Я заслужила его раздражение и злость. Поэтому, как только мне удалось зафиксировать сломанную ногу, я схватила ветку и поволокла ее в направлении, куда указал Злой.
Он был тяжёлый, это был первый случай, когда я была не рада богатырскому сложению троицы и моим скромным физическим возможностям.
- А не надо было физкультуру прогуливать, Рина. Надо было тоже в качалку, - бубнила я себе под нос, впрягаясь в импровизированные сани.
- Злой, не молчи, говори со мной, - пыталась я отвлечься от жалящего крепкого мороза.
Ответа не последовало, я остановилась и обернулась. Саня опять отключился. Твою ж мать. Куда идти? Я не видела следы, мы здесь не проходили.
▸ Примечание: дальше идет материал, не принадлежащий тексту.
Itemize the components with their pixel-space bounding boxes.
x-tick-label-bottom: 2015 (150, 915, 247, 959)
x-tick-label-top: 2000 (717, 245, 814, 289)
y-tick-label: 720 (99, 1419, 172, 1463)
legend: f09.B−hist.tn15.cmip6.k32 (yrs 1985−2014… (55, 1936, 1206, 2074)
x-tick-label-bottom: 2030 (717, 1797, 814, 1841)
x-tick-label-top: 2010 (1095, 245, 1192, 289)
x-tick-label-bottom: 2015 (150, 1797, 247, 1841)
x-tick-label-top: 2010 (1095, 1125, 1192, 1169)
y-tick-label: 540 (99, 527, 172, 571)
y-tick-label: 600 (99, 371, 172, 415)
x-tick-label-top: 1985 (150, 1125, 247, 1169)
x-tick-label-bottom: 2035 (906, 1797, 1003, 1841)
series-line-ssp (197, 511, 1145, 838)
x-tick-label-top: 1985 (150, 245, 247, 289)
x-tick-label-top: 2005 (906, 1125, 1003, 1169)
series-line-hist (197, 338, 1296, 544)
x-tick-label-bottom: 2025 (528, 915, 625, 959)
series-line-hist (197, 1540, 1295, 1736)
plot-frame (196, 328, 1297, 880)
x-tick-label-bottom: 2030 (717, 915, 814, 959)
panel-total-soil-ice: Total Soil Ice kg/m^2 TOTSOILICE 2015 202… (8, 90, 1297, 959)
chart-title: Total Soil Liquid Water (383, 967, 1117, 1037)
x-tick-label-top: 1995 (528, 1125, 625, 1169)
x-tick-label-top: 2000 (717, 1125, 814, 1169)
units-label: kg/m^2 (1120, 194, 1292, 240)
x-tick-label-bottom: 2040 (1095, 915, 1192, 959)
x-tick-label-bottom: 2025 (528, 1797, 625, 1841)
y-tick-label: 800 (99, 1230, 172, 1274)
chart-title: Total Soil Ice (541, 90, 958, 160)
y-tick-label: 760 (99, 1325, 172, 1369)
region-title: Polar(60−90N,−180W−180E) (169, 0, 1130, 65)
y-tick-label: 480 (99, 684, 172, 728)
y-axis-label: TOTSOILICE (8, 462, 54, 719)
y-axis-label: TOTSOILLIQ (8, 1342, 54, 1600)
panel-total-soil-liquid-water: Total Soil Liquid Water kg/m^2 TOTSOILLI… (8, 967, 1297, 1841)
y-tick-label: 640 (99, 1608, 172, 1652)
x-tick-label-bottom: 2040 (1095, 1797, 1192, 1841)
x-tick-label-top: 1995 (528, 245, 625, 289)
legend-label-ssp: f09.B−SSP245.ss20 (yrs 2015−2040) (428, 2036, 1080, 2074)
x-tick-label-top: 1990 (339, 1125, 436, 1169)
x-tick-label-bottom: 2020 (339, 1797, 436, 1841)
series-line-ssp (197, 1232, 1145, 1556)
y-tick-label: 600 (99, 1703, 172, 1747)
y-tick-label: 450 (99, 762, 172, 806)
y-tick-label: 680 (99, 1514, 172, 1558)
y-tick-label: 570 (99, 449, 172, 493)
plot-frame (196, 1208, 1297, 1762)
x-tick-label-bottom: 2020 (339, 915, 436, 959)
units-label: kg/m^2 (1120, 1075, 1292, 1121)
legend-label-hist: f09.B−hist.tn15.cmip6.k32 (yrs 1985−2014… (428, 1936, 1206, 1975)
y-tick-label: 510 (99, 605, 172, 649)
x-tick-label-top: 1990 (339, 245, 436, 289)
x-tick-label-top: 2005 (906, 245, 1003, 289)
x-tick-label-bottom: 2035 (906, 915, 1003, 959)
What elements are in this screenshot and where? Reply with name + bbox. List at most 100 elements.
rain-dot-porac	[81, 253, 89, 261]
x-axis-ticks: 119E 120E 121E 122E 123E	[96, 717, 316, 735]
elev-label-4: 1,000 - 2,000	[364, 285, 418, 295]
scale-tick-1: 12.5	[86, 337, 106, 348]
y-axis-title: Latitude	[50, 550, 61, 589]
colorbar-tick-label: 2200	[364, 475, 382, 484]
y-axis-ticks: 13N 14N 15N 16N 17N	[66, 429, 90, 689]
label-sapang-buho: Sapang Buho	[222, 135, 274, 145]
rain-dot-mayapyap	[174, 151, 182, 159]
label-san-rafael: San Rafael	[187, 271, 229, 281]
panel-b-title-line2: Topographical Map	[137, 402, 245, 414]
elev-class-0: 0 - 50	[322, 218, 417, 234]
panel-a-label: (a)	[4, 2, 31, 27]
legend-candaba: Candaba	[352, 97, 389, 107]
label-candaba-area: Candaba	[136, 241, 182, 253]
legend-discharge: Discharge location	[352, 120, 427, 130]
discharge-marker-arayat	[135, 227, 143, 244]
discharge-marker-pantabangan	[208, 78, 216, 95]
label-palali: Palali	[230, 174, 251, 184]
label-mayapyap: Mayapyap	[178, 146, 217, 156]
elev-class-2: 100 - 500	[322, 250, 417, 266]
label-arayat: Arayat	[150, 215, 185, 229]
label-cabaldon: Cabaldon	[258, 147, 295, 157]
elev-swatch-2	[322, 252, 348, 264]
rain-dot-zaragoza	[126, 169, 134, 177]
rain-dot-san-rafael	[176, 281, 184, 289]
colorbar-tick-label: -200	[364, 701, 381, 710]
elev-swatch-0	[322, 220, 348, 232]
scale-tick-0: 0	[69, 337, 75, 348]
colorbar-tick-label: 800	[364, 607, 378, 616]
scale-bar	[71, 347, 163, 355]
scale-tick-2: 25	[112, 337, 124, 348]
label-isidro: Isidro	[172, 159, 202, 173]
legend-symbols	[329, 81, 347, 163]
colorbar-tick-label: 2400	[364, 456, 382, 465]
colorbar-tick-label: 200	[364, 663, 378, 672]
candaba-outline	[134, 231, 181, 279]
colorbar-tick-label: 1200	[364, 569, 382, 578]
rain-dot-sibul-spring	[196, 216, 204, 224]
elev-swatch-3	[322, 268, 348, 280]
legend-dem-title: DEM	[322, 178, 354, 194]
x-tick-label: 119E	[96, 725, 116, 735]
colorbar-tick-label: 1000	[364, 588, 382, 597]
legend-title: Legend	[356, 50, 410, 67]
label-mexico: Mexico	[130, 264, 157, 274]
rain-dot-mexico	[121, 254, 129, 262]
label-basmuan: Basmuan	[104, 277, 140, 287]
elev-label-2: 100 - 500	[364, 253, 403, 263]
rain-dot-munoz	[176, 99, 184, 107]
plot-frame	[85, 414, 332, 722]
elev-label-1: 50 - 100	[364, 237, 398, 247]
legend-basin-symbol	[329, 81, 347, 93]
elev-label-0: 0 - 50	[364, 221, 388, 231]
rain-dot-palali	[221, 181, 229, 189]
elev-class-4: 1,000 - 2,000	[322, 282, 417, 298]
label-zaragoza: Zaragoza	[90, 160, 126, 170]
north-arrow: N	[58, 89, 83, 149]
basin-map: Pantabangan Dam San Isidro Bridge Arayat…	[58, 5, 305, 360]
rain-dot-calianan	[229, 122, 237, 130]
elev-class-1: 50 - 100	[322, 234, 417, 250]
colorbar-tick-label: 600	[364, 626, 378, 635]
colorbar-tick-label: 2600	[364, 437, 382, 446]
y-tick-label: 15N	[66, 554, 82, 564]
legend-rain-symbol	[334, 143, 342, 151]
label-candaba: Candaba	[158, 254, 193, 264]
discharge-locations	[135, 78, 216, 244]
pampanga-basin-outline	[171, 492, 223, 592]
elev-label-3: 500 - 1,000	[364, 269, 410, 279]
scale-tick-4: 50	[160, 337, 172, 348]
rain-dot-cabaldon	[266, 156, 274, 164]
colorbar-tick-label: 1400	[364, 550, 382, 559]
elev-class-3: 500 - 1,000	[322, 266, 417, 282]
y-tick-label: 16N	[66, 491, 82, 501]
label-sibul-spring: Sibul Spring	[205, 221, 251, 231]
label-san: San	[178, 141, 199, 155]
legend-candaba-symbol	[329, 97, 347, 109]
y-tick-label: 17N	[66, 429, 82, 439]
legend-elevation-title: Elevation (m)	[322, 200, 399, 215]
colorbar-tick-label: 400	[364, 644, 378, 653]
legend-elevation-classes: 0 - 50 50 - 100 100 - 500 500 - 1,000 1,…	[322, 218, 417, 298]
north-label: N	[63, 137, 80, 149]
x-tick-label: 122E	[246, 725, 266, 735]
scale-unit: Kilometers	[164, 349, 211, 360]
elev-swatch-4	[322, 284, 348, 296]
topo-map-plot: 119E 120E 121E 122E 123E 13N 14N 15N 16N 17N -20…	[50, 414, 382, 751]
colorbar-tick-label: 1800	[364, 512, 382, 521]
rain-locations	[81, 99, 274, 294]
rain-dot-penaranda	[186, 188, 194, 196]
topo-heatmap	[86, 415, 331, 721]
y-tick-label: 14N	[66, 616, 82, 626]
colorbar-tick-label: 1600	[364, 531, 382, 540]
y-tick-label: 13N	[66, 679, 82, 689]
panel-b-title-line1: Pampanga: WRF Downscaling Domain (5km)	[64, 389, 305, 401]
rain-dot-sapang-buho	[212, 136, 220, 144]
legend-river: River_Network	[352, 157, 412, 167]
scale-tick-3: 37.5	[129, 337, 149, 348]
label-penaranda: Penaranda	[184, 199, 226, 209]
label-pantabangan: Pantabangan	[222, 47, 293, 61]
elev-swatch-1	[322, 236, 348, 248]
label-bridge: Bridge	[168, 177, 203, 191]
Я слушала интуицию, но она молчала, я наугад повернула направо.
Я не знаю сколько я бродила, играя в маленькую лошадку, но когда я увидела перед собой след от ветки, которую я тащила за собой, я упала на колени.
- Бл44444, - взвыла я.
- Что там, Малая? - я вздрогнула от хриплого голоса.
Саня иногда приходил в себя, но несмотря на фиксацию ноги, боль была адской и временами он отключался.
Я помнила о морозе, поэтому периодически останавливалась и растирала его лицо, кисти рук и стопу на здоровой ноге.
Надо было торопиться.
- Мы ходим кругами, брат.
- Не могу понять, где мы находимся. Куда идёт след?
После описания местности и наших следов, Саня выбрал направление, я взвалила ветку на предплечье и потянула свою ношу за собой.
Двигались мы медленно. Краем глаза я уловила движение. Собака. Точно, лайка. В голове мелькнула радостная мысль, что человек должен быть рядом или жильё.
Но когда животное, увидев нас, застыло, а потом повернуло голову, волоски на теле встали дыбом.
- Ох.....еть, - выдохнула я.
На меня смотрела тупая морда, и я чётко различала большие уши с кисточками и короткий хвост. Рысь. Зверь застыл, разглядывая нас и принюхиваясь. Кровь. У Сани вся штанина залита кровью.
Мысли стреляли в голове как из пулемета. Я бросила ветку, выхватила нож, подняла вверх широко расставленные руки и с диким криком бросилась в сторону зверя.
- Пошла вон!!! Смылась, тварь, на44й!!! - орала я дурным голосом.
Рысь попалась правильная, не жаждущая приключений, и при первых же криках зверь развернулся и рванул в тайгу.
Я вздрогнула от постороннего звука. Это был сиплый смех. Смеялся Злой.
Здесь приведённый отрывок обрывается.